You can serve Healthy Cashew Chicken over a bed of rice—either white, brown, or even cauliflower rice for a low-carb option. It’s also delicious served with a side salad or steamed vegetables to create a complete meal. For a fun twist, you can even use it as a filling in lettuce wraps for a fresh take!

Absolutely! Healthy Cashew Chicken is perfect for meal prep. You can make it a day or two in advance and store it in the refrigerator. The flavors can meld together, enhancing the dish further. When you’re ready to eat, just reheat in the microwave or on the stove, adding a splash of water if needed to keep it moist.

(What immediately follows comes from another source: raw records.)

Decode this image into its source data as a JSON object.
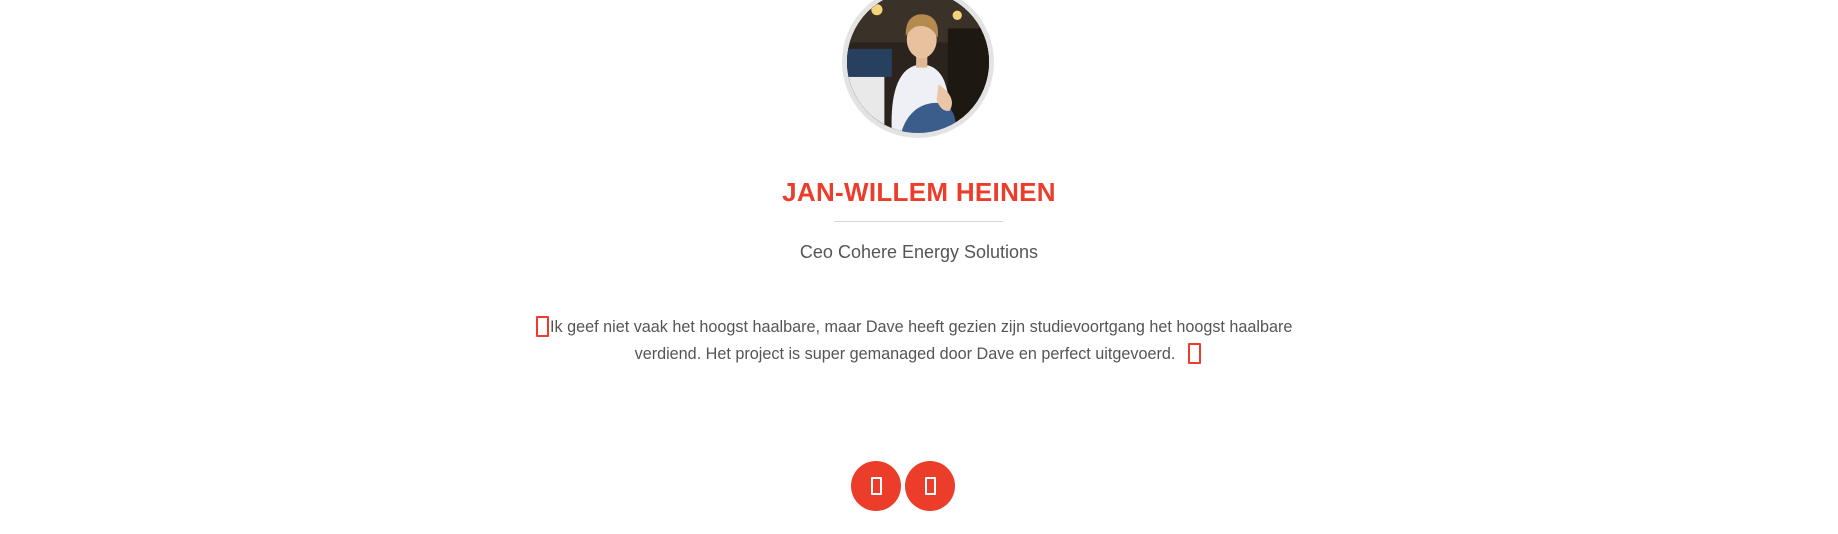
{
  "testimonial": {
    "name": "JAN-WILLEM HEINEN",
    "role": "Ceo Cohere Energy Solutions",
    "quote_line_1": "Ik geef niet vaak het hoogst haalbare, maar Dave heeft gezien zijn studievoortgang het hoogst haalbare",
    "quote_line_2": "verdiend. Het project is super gemanaged door Dave en perfect uitgevoerd.",
    "avatar_icon": "person-photo",
    "quote_open_icon": "quote-open-icon",
    "quote_close_icon": "quote-close-icon"
  },
  "carousel": {
    "prev_icon": "chevron-left-icon",
    "next_icon": "chevron-right-icon"
  },
  "colors": {
    "accent": "#ec3d2b",
    "text": "#555555",
    "divider": "#d6d6d6",
    "avatar_border": "#e3e3e3"
  }
}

Yes, you can easily adapt Healthy Cashew Chicken to be vegetarian! Simply substitute the chicken breasts with tofu or tempeh, and follow the same cooking instructions. The sauce and cashews will still provide the delicious flavor and texture you love, making it a satisfying meat-free option.

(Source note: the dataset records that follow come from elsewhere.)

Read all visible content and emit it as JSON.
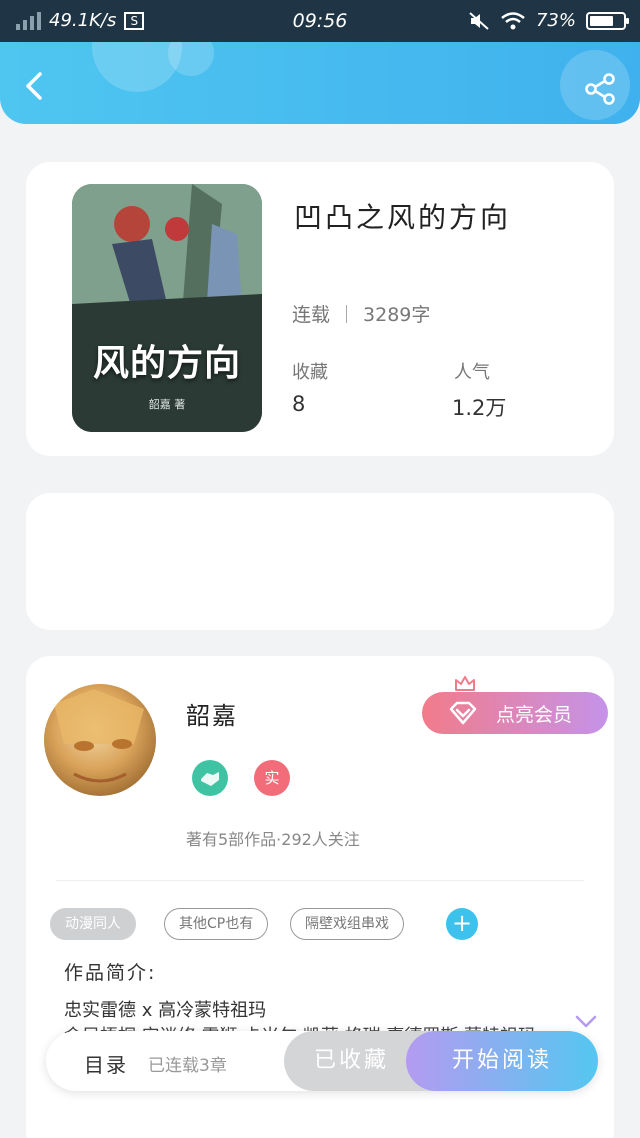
{
  "status_bar": {
    "net_speed": "49.1K/s",
    "time": "09:56",
    "battery": "73%",
    "battery_level": 0.73
  },
  "book": {
    "title": "凹凸之风的方向",
    "cover_title": "风的方向",
    "cover_author": "韶嘉 著",
    "status": "连载",
    "word_count": "3289字",
    "favorites_label": "收藏",
    "favorites_value": "8",
    "popularity_label": "人气",
    "popularity_value": "1.2万"
  },
  "author": {
    "name": "韶嘉",
    "real_badge": "实",
    "vip_label": "点亮会员",
    "works_text": "著有5部作品·292人关注"
  },
  "tags": [
    "动漫同人",
    "其他CP也有",
    "隔壁戏组串戏"
  ],
  "intro": {
    "heading": "作品简介:",
    "line1": "忠实雷德 x 高冷蒙特祖玛",
    "line2": "金凤梧桐 安迷修 雷狮 卡米尔 凯莉 格瑞 嘉德罗斯 蒙特祖玛"
  },
  "bottom": {
    "toc_label": "目录",
    "toc_status": "已连载3章",
    "collected_label": "已收藏",
    "read_label": "开始阅读"
  },
  "colors": {
    "accent": "#3fb1ee",
    "vip_start": "#f27b8a",
    "vip_end": "#c593e9",
    "read_start": "#b49bf0",
    "read_end": "#54c7f1"
  }
}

To store leftovers of Healthy Cashew Chicken, place them in an airtight container and keep them in the fridge for up to three days. When you’re ready to enjoy the leftovers, simply reheat them in the microwave or on the stovetop. Add a splash of water to keep it from drying out during reheating.

Conclusion

Healthy Cashew Chicken is a fantastic blend of flavors and textures that make any meal feel special. It’s quick, easy, and packed with nutrients, making it a favorite in my kitchen. I encourage you to give it a try; it might just become your new go-to recipe for busy weeknights!

Healthy Cashew Chicken

Healthy Cashew Chicken

The ultimate comfort food that's healthy and satisfying! Healthy Cashew Chicken combines tender chicken, crunchy cashews, and vibrant veggies in a sticky sauce. Perfect for an easy weeknight dinner, this dish will have you coming back for more. Try it tonight!
Prep Time 10 minutes
Cook Time 20 minutes
Total Time 30 minutes
Servings: 4 servings
Course: Dinner
Cuisine: Asian
Calories: 380

Ingredients
  

  • 1/2 cup Coconut Aminos or liquid aminos
  • 1/4 cup Chicken Broth
  • 2 tsp Toasted Sesame Oil
  • 1 tbsp Tapioca Flour or gluten-free flour
  • 1 piece Fresh Ginger peeled (2-inch nub)
  • 1 tbsp Sriracha optional
  • 1/2 tsp Sea Salt to taste
  • 2 tbsp Avocado Oil
  • 3 pieces Chicken Breasts chopped, about 1.5 to 2 lbs
  • 1 large crown Broccoli chopped into florets
  • 3 cloves Garlic minced
  • 1 cup Raw Cashews
  • 2 tsp Sesame Seeds for serving, optional
  • 1/3 cup Fresh Cilantro for serving, optional

Equipment

  • Large 12-inch Skillet

Method
 

  1. Add the ingredients for the sauce to a small blender and blend until combined. Set aside until ready to use.
  2. Heat the avocado oil in a large non-stick skillet or wok over medium heat. Add the chopped chicken breasts and brown for 3 to 4 minutes (without cooking through).
  3. Stir in the broccoli, garlic, sauce and cashews into the skillet and bring to a full boil. Cook, stirring occasionally, until sauce has thickened and chicken is cooked through, about 8 to 10 minutes. The recipe is finished when the sauce is bubbly, sticky, and pulls away from the pan when stirred.
  4. Serve with sesame seeds and chopped cilantro. You can serve with steamed white or brown rice and/or cauliflower rice or choice of side dishes.

Notes

  • Tip 1: Use fresh ingredients to enhance flavor.
  • Tip 2: Make sure not to overcook the chicken to keep it juicy.
  • Tip 3: Adjust the sauce thickness by varying the amount of tapioca flour.
  • Tip 4: Garnish with fresh herbs for added flavor.
  • Tip 5: Enjoy leftovers the next day for an even better taste!